I problemi per gli abitanti della zona nascono al tempo della giunta regionale targata Badaloni e dal piano stralcio provvisorio del Prae (Piano regolatore attività estrattiva), datato 17 luglio 1998, con cui si concedeva di aprire delle cave nella zona. Il tutto senza tenere in considerazione la Variante delle certezze approvata lo stesso anno (delibera 162/98) dalla giunta Rutelli, che mirava a creare intorno alla Capitale una vera e propria cintura verde e che considerava Casal Selce «agro vincolato». È cominciato così lo scempio della campagna. I lavori delle cave hanno fatto sparire in breve tempo oltre a ettari di bosco, anche le colline che separavano la zona da Castel di Guido, hanno alterato i corsi d’acqua, diventati laghetti stagnanti, e hanno prosciugato i pozzi utilizzati dai contadini della zona. Trasformando così un’area vincolata in un paesaggio lunare. «Da allora il Campidoglio ha cominciato a concedere autorizzazioni a dir poco improprie alla società di estrazione per continuare a scavare - spiega il presidente del XVIII municipio Vincenzo Fratta -. L’ultima, in sanatoria, è dell’agosto scorso». Situazione paradossale se si pensa che successivamente anche la Regione ha recepito la delibera comunale che dichiarava Casal Selce «agro da proteggere». «Adesso - continua Fratta - la società (la Esi 2000, ndr) vorrebbe addirittura estendere l’attività dei lavori riducendo la zona di rispetto tra la cava e le case da 100 a 50 metri. La richiesta che hanno fatto verrà discussa domani (oggi, ndr) al X dipartimento del Comune (Politiche ambientali e agricole)». Se venisse approvata gli abitanti di Borgo Colle Monastero avranno le ruspe appena fuori le finestre.

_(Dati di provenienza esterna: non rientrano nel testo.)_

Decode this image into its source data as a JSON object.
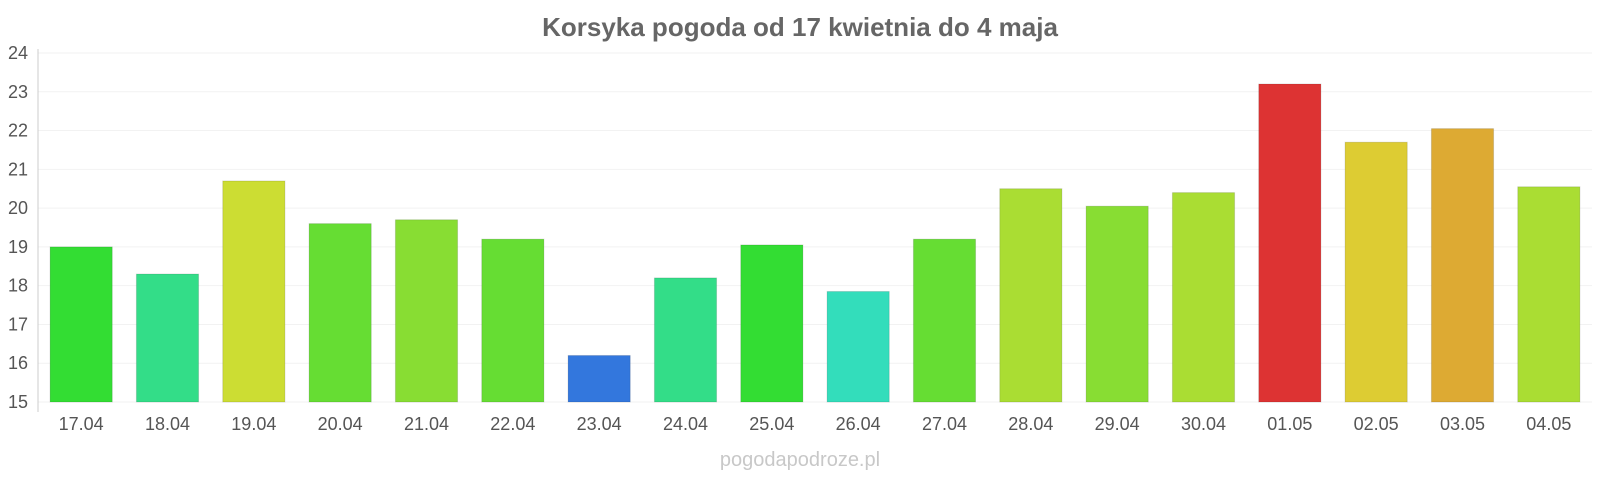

Per questo motivo il municipio ha approvato all’unanimità, l’11 aprile scorso, una delibera che chiede a Comune e Regione di stralciare dal piano cave la zona di Borgo Colle Monastero. «Vogliamo che sia ripristinato al più presto l’agro così com’era fino a pochi anni fa», conclude Fratta. La battaglia si sposta ora in consiglio comunale. «Aspettiamo una risposta all’interrogazione urgente che abbiamo presentato in Campidoglio (una analoga è stata presentata in consiglio regionale, ndr) - dice il consigliere capitolino di Forza Italia Fabio De Lillo -. L’assessore comunale all’Ambiente Esposito ci ha garantito che la richiesta della società di estendere la cava sarà respinta. Ma siamo pronti a manifestare per fermare lo scempio di Casal Selce».